There are few businesses that have not at some time faced major challenges to their continued life. And in spite of the best laid plans things sometimes go wrong. Since 1998 bankruptcy among small business has risen by 20% according to the Bankruptcy Advisory Service.
The high profile demise of various dotcoms, having spent millions on their launches, is a classic example of how even a well considered and financed businesses can very quickly go down the tubes. But what can the small business do when it seems to be facing similar difficulties?
In the past, when small businesses hit trouble, the first reaction was to close them down. But this sometimes failed to realise the true value for creditors, and jobs were lost unnecessarily. However, in today’s business world the rescue culture prevails.
There are many techniques of rescue, which generally depend on how the business is set up – limited company, sole trader, partnership etc. Some methods only work where underlying problems are identified early; others have to be adopted when only drastic measures will suffice.

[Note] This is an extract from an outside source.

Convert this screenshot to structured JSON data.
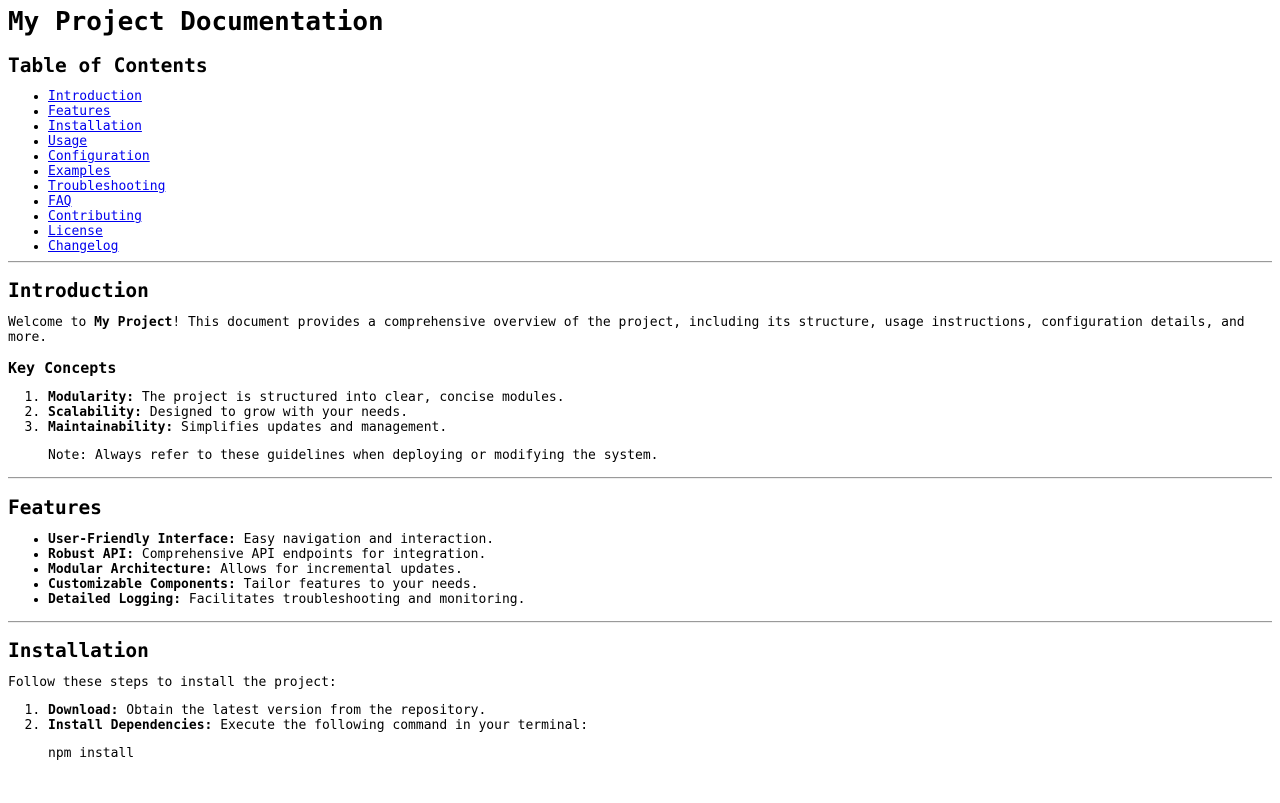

Where a limited company finds itself in difficulties an administrator can be appointed to buy breathing space. During administration the directors remain in office, usually continuing to run the day-to-day affairs, but receive protection against personal liability from wrongful trading. This is flexible and adaptable and allows the chance to restructure the business.
For sole traders, partnerships and limited companies one of the most commonly used rescue methods is a Voluntary Arrangement. This is more of a compromise between a business and its creditors than an insolvency procedure and requires only 75% of creditors to support it.